Note que construir as pistas de pouso era a forma encontrada para suprir a razão original de movimentar carga. Os nativos confundiram a forma com a necessidade original e ficavam cultuando a forma sem se importar com a razão.
Nós, desenvolvedores, nos achamos mais espertos que os nativos da Micronésia, mas o “Culto à Carga” é muito comum no desenvolvimento de software. Às vezes gasta-se um grande esforço para repetir um ritual cuja razão original de existir há muito se foi. O meu exemplo preferido é a chamada “notação húngara” para dar nomes às variáveis.

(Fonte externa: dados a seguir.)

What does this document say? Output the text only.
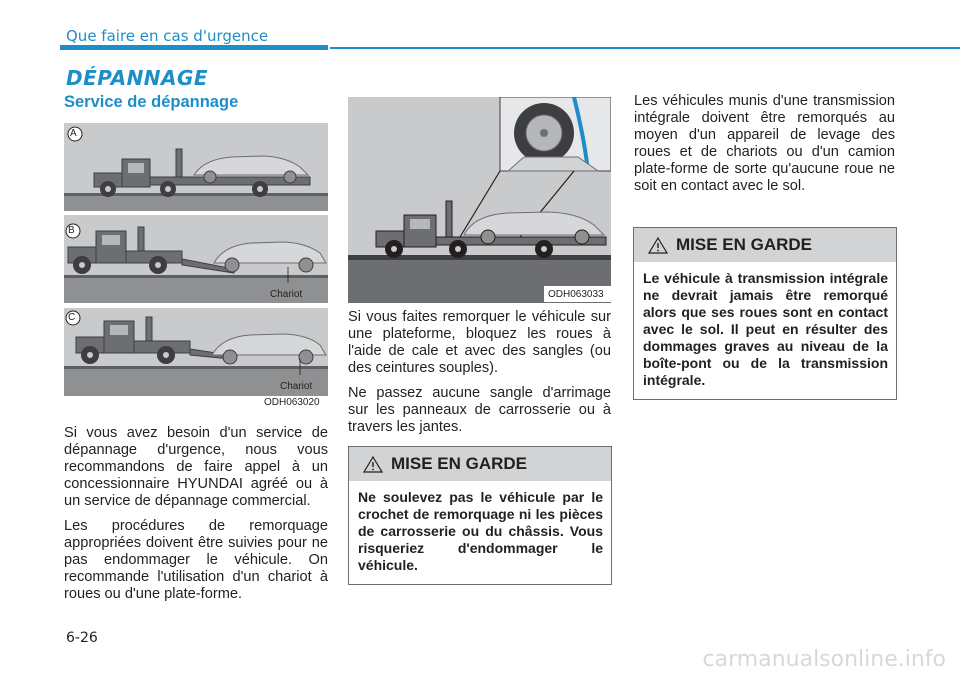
Que faire en cas d'urgence
DÉPANNAGE
Service de dépannage
A
B
C
Chariot
Chariot
ODH063020
ODH063033

Si vous avez besoin d'un service de dépannage d'urgence, nous vous recommandons de faire appel à un concessionnaire HYUNDAI agréé ou à un service de dépannage commercial.

Les procédures de remorquage appropriées doivent être suivies pour ne pas endommager le véhicule. On recommande l'utilisation d'un chariot à roues ou d'une plate-forme.

Si vous faites remorquer le véhicule sur une plateforme, bloquez les roues à l'aide de cale et avec des sangles (ou des ceintures souples).

Ne passez aucune sangle d'arrimage sur les panneaux de carrosserie ou à travers les jantes.

MISE EN GARDE
Ne soulevez pas le véhicule par le crochet de remorquage ni les pièces de carrosserie ou du châssis. Vous risqueriez d'endommager le véhicule.

Les véhicules munis d'une transmission intégrale doivent être remorqués au moyen d'un appareil de levage des roues et de chariots ou d'un camion plate-forme de sorte qu'aucune roue ne soit en contact avec le sol.

MISE EN GARDE
Le véhicule à transmission intégrale ne devrait jamais être remorqué alors que ses roues sont en contact avec le sol. Il peut en résulter des dommages graves au niveau de la boîte-pont ou de la transmission intégrale.
6-26
carmanualsonline.info
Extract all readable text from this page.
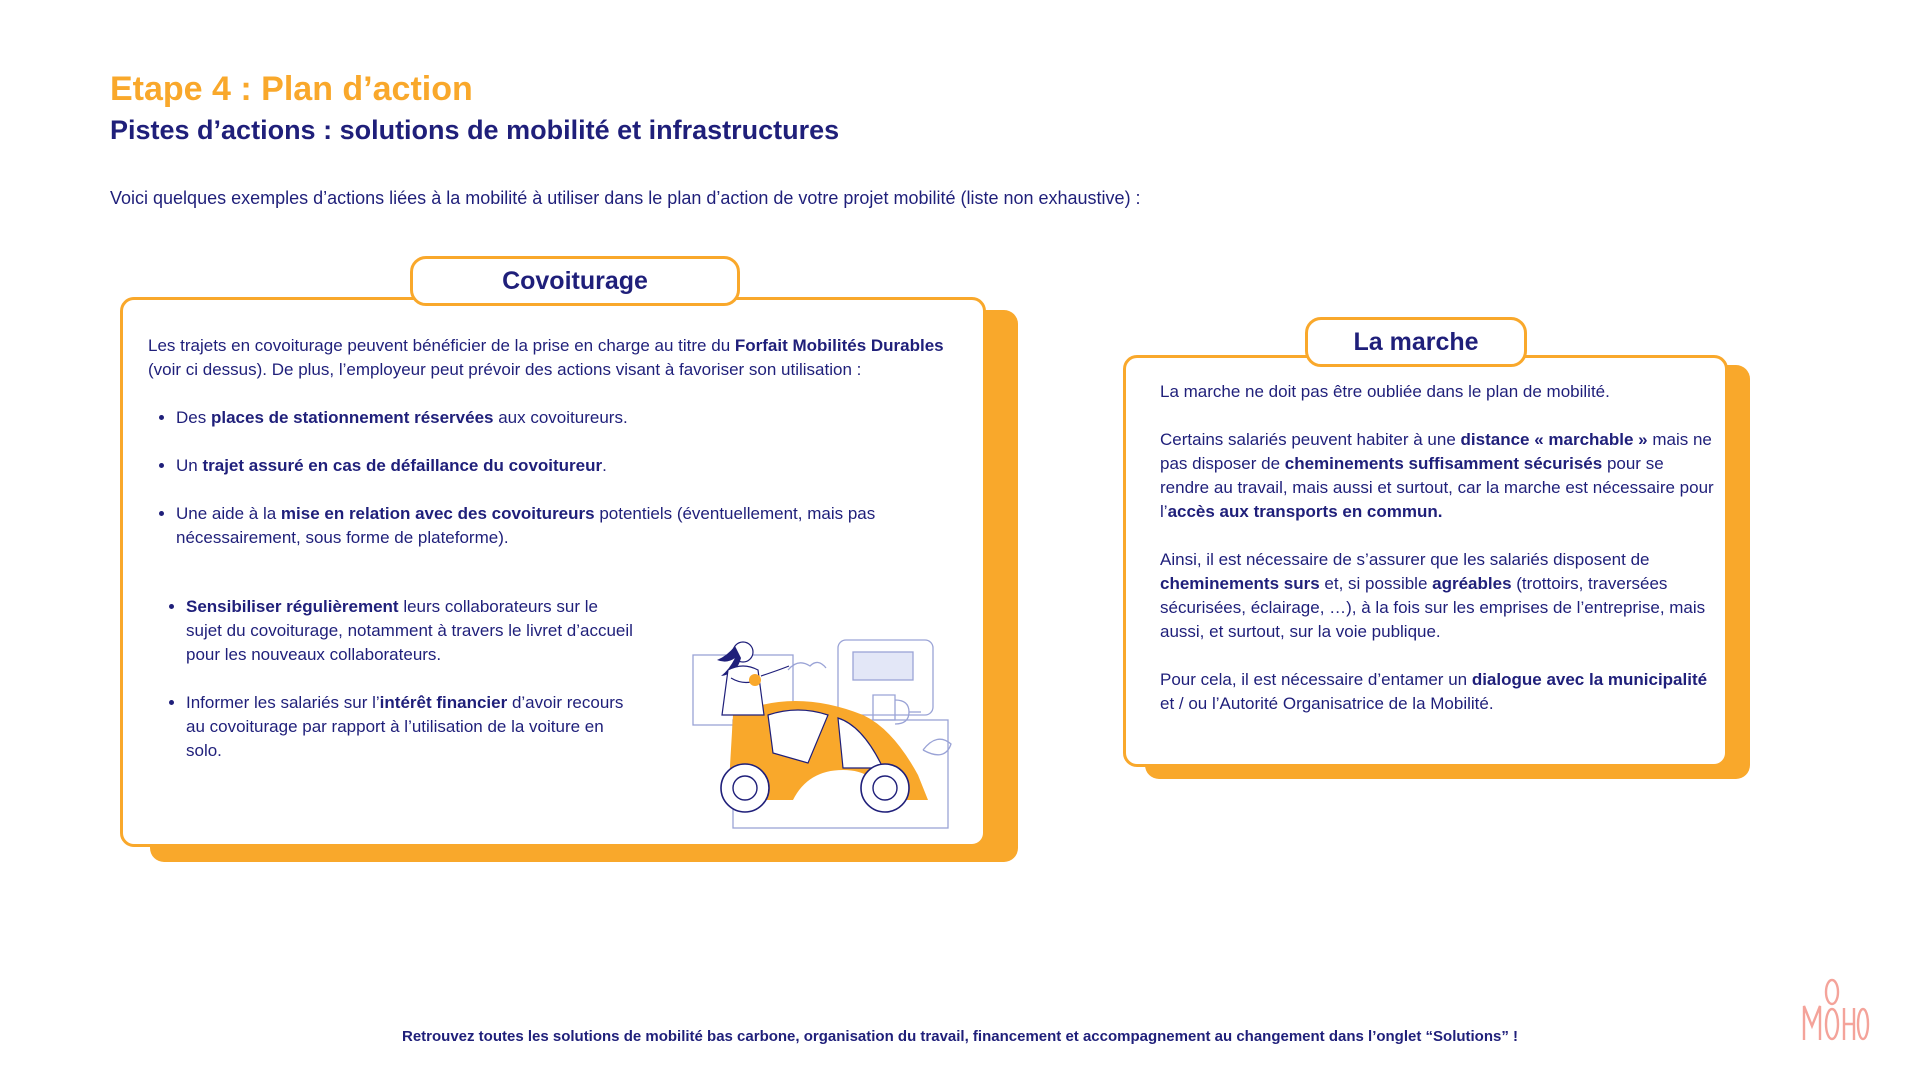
Etape 4 : Plan d’action
Pistes d’actions : solutions de mobilité et infrastructures

Voici quelques exemples d’actions liées à la mobilité à utiliser dans le plan d’action de votre projet mobilité (liste non exhaustive) :

Les trajets en covoiturage peuvent bénéficier de la prise en charge au titre du Forfait Mobilités Durables (voir ci dessus). De plus, l’employeur peut prévoir des actions visant à favoriser son utilisation :

• Des places de stationnement réservées aux covoitureurs.
• Un trajet assuré en cas de défaillance du covoitureur.
• Une aide à la mise en relation avec des covoitureurs potentiels (éventuellement, mais pas nécessairement, sous forme de plateforme).
• Sensibiliser régulièrement leurs collaborateurs sur le sujet du covoiturage, notamment à travers le livret d’accueil pour les nouveaux collaborateurs.
• Informer les salariés sur l’intérêt financier d’avoir recours au covoiturage par rapport à l’utilisation de la voiture en solo.
Covoiturage

La marche ne doit pas être oubliée dans le plan de mobilité.

Certains salariés peuvent habiter à une distance « marchable » mais ne pas disposer de cheminements suffisamment sécurisés pour se rendre au travail, mais aussi et surtout, car la marche est nécessaire pour l’accès aux transports en commun.

Ainsi, il est nécessaire de s’assurer que les salariés disposent de cheminements surs et, si possible agréables (trottoirs, traversées sécurisées, éclairage, …), à la fois sur les emprises de l’entreprise, mais aussi, et surtout, sur la voie publique.

Pour cela, il est nécessaire d’entamer un dialogue avec la municipalité et / ou l’Autorité Organisatrice de la Mobilité.

La marche
Retrouvez toutes les solutions de mobilité bas carbone, organisation du travail, financement et accompagnement au changement dans l’onglet “Solutions” !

Na década de oitenta, Chales Symoniy, então um arquiteto chefe da Microsoft, defendeu uma convenção na qual os nomes das variáveis na linguagem C deveriam ter o tipo como prefixo. Por exemplo, uma variável do tipo usingned int teria o prefixo uint. Essa notação resolvia um sério problema da linguagem C antiga (padrão “Kernighan & Ritchie”) usada na época, que era a falta de tipagem forte. Podia-se atribuir um “char * para um int e o compilador não reclamava! Com a notação, tinha-se alguma tipagem no “olhômetro”: era só ver se os prefixos nas atribuições eram iguais. Como os nomes das variáveis ficavam muitas vezes impronunciáveis e dada a origem Húngara do Sr. Symoniy, seus colegas por gozação deram o apelido de “notação húngara” e o apelido pegou. Ela foi bastante popularizada pela API do Windows 3.0 e muito utilizada pela Microsoft e pelos programadores em geral.
A notação húngara tinha lá seus problemas. Ela impedia que se abstraíssem os tipos com o uso do comando typedef. Se você desejasse mudar o tipo de uma variável (de int para float, por exemplo), deveria alterar não só a declaração, mas também todos os lugares que usassem a variável, já que o prefixo tinha mudado de “i” para “f”.

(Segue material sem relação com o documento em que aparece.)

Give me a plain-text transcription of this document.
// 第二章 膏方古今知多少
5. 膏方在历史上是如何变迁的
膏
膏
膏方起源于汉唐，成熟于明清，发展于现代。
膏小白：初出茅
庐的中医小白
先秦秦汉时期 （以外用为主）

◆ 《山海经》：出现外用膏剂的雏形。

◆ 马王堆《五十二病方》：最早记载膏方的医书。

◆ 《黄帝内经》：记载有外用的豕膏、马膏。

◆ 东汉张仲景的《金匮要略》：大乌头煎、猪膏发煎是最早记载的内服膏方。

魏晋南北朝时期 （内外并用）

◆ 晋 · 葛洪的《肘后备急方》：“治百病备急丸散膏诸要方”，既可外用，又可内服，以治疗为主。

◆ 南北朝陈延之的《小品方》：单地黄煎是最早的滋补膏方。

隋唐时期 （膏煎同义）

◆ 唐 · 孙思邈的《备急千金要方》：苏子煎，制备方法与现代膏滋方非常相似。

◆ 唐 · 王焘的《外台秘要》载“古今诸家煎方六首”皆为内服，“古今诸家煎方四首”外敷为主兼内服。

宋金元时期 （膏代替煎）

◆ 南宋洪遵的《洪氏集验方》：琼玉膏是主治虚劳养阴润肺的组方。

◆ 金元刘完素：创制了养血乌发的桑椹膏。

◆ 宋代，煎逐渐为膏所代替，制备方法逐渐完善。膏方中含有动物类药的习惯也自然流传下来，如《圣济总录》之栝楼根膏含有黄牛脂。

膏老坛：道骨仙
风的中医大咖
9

Com o passar dos anos, a utilidade da notação húngara foi diminuindo. O padrão C ANSI de 1990 que substituiu o “Kernighan & Ritchie” era fortemente tipado e não permitia coisas como atribuir um char * a um int por acidente. A API do Windows 3.10 de 1991 abandonou o húngaro tradicional, pois já previa futuras extensões de 32 bits e a codificar tipos de 16 bits nos programas traria problemas no futuro. Acabou a guerra. Os aviões voltaram para casa. É o fim da notação húngara então?

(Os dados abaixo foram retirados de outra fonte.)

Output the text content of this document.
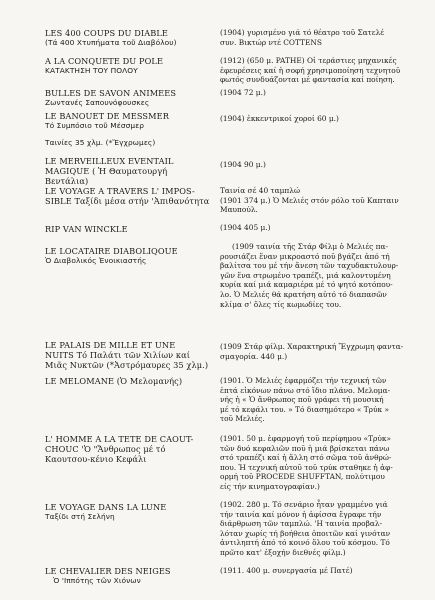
LES 400 COUPS DU DIABLE
(Τά 400 Χτυπήματα τοῦ Διαβόλου)
(1904) γυρισμένο γιά τό θέατρο τοῦ Σατελέ
συν. Βικτώρ ντέ COTTENS
A LA CONQUETE DU POLE
ΚΑΤΑΚΤΗΣΗ ΤΟΥ ΠΟΛΟΥ
(1912) (650 μ. PATHE) Οἱ τεράστιες μηχανικές
ἐφευρέσεις καί ἡ σοφή χρησιμοποίηση τεχνητοῦ
φωτός συνδυάζονται μέ φαντασία καί ποίηση.
BULLES DE SAVON ANIMEES
Ζωντανές Σαπουνόφουσκες
(1904 72 μ.)
LE BANOUET DE MESSMER
Τό Συμπόσιο τοῦ Μέσσμερ
(1904) ἐκκεντρικοί χοροί 60 μ.)
Ταινίες 35 χλμ. (*Ἔγχρωμες)
LE MERVEILLEUX EVENTAIL
MAGIQUE ( Ἡ Θαυματουργή Βεντάλια)
(1904 90 μ.)
LE VOYAGE A TRAVERS L' IMPOS-
SIBLE Ταξίδι μέσα στήν 'Ἀπιθανότητα
Ταινία σέ 40 ταμπλώ
(1901 374 μ.) Ὁ Μελιές στόν ρόλο τοῦ Καπταιν
Μαυπούλ.
RIP VAN WINCKLE	(1904 405 μ.)
LE LOCATAIRE DIABOLIQOUE
Ὁ Διαβολικός Ἐνοικιαστής
(1909 ταινία τῆς Στάρ Φίλμ ὁ Μελιές πα-
ρουσιάζει ἕναν μικροαστό ποῦ βγάζει ἀπό τή
βαλίτσα του μέ τήν ἄνεση τῶν ταχυδακτυλουρ-
γῶν ἕνα στρωμένο τραπέζι, μιά καλοντυμένη
κυρία καί μιά καμαριέρα μέ τό ψητό κοτόπου-
λο. Ὁ Μελιές θά κρατήση αὐτό τό διαπασῶν
κλίμα σ' ὅλες τίς κωμωδίες του.
LE PALAIS DE MILLE ET UNE
NUITS Τό Παλάτι τῶν Χιλίων καί Μιᾶς Νυκτῶν (*Ἀστρόμαυρες 35 χλμ.)
(1909 Στάρ φίλμ. Χαρακτηρική Ἔγχρωμη φαντα-
σμαγορία. 440 μ.)
LE MELOMANE (Ὁ Μελομανής)	(1901. Ὁ Μελιές ἐφαρμόζει τήν τεχνική τῶν
ἑπτά εἰκόνων πάνω στό ἴδιο πλάνο. Μελομα-
νής ἡ « Ὁ ἄνθρωπος ποῦ γράφει τή μουσική
μέ τό κεφάλι του. » Τό διασημότερο « Τρύκ »
τοῦ Μελιές.
L' HOMME A LA TETE DE CAOUT-
CHOUC 'Ὁ "Ἄνθρωπος μέ τό Καουτσου-κένιο Κεφάλι
(1901. 50 μ. ἐφαρμογή τοῦ περίφημου «Τρύκ»
τῶν δυό κεφαλιῶν ποῦ ἡ μιά βρίσκεται πάνω
στό τραπέζι καί ἡ ἄλλη στό σῶμα τοῦ ἀνθρώ-
που. Ἡ τεχνική αὐτοῦ τοῦ τρύκ σταθηκε ἡ ἀφ-
ορμή τοῦ PROCEDE SHUFFTAN, πολύτιμου
είς τήν κινηματογραφίαν.)
LE VOYAGE DANS LA LUNE
Ταξίδι στή Σελήνη
(1902. 280 μ. Τό σενάριο ἦταν γραμμένο γιά
τήν ταινία καί μόνον ἡ ἀφίσσα ἔγραφε τήν
διάρθρωση τῶν ταμπλώ. 'Η ταινία προβαλ-
λόταν χωρίς τή βοήθεια ὁποιτῶν καί γινόταν
ἀντιληπτή ἀπό τό κοινό ὅλου τοῦ κόσμου. Τό
πρῶτο κατ' ἐξοχήν διεθνές φίλμ.)
LE CHEVALIER DES NEIGES
Ὁ 'Ιππότης τῶν Χιόνων
(1911. 400 μ. συνεργασία μέ Πατέ)
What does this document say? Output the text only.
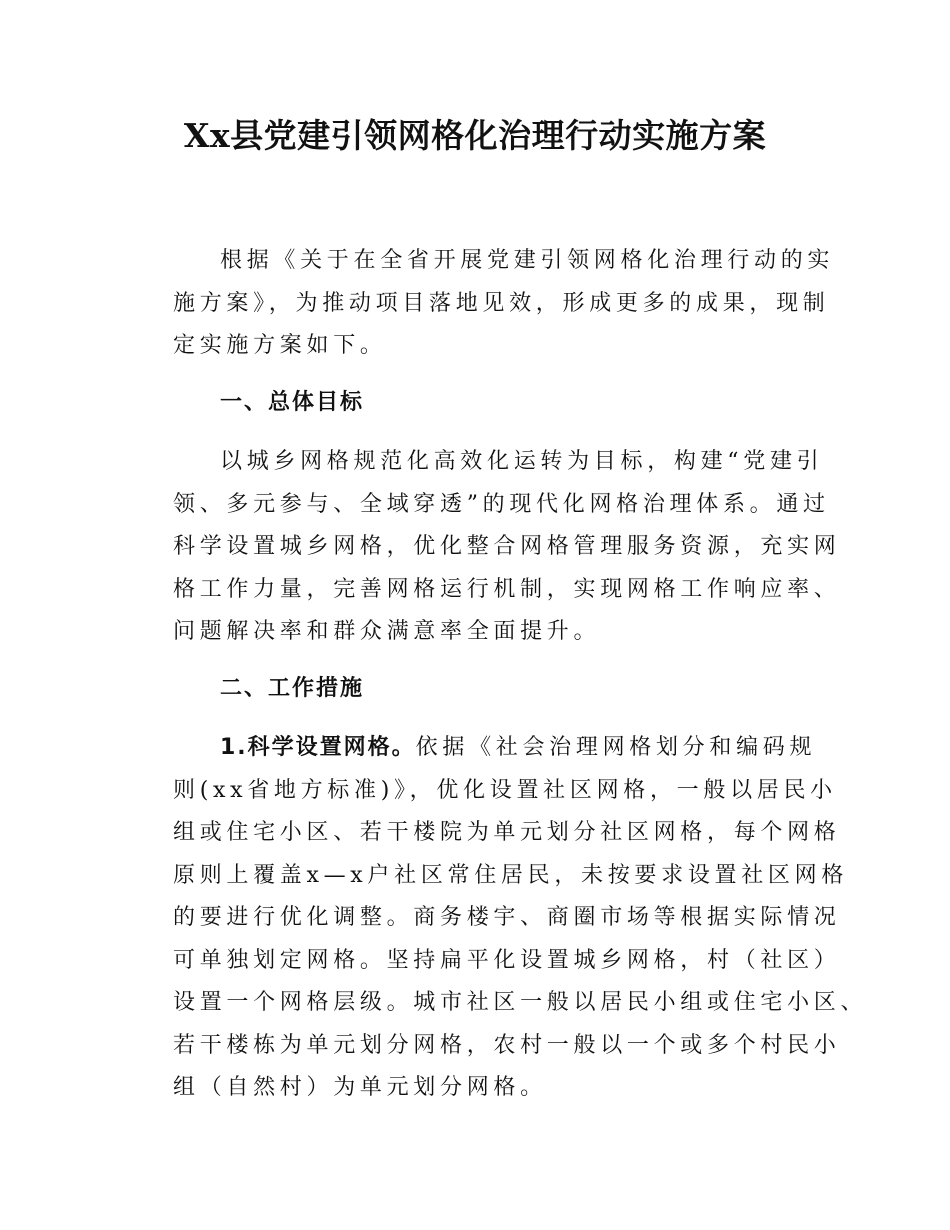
Xx县党建引领网格化治理行动实施方案

根据《关于在全省开展党建引领网格化治理行动的实
施方案》，为推动项目落地见效，形成更多的成果，现制
定实施方案如下。

一、总体目标

以城乡网格规范化高效化运转为目标，构建“党建引
领、多元参与、全域穿透”的现代化网格治理体系。通过
科学设置城乡网格，优化整合网格管理服务资源，充实网
格工作力量，完善网格运行机制，实现网格工作响应率、
问题解决率和群众满意率全面提升。

二、工作措施

1.科学设置网格。依据《社会治理网格划分和编码规
则(xx省地方标准)》，优化设置社区网格，一般以居民小
组或住宅小区、若干楼院为单元划分社区网格，每个网格
原则上覆盖x—x户社区常住居民，未按要求设置社区网格
的要进行优化调整。商务楼宇、商圈市场等根据实际情况
可单独划定网格。坚持扁平化设置城乡网格，村（社区）
设置一个网格层级。城市社区一般以居民小组或住宅小区、
若干楼栋为单元划分网格，农村一般以一个或多个村民小
组（自然村）为单元划分网格。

Nem tanto. Ainda hoje, em 2004, eu vejo nativos, quer dizer, programadores de linguagem fortemente tipadas como o C# usando notação húngara, mais de 10 anos depois de qualquer razão lógica para seu uso ter evaporado. Na verdade, nas minhas consultorias eu freqüentemente encontro não só a notação húngara como normas e convenções sem o menor sentido. A única explicação que eu recebo sobre sua existência é uma variação do “aqui nós sempre fizemos assim”. Fico então imaginando algum analista bem intencionado de farda verde e com um capacete de tenente do exército americano elaborando um padrão que fazia sentido para resolver um problema que com o tempo desapareceu, mas que continua sendo cultuado pelos nativos em trajes sumários, colares de conchas e ossos amarrados aos cabelos sentados à frente dos computadores.
Conclamo a todos os desenvolvedores que são vítimas de padrões aparentemente sem sentido que questionem a razão da existência desses padrões. Caso as razões não sejam aparentes, adote um novo padrão usando o bom senso. No caso dos nomes de variáveis, acho um bom padrão usar uma expressão baseada em um ou mais substantivos seguido ou não de um adjetivo que expresse o que a variável é. Por exemplo, “TotalPedido”, “NomeUsuario” e “QtdTelasAbertas” e evitar nomes que não tem significado como “temp1”, “var2” e “xxx0”, para não dizer do “húngaro”.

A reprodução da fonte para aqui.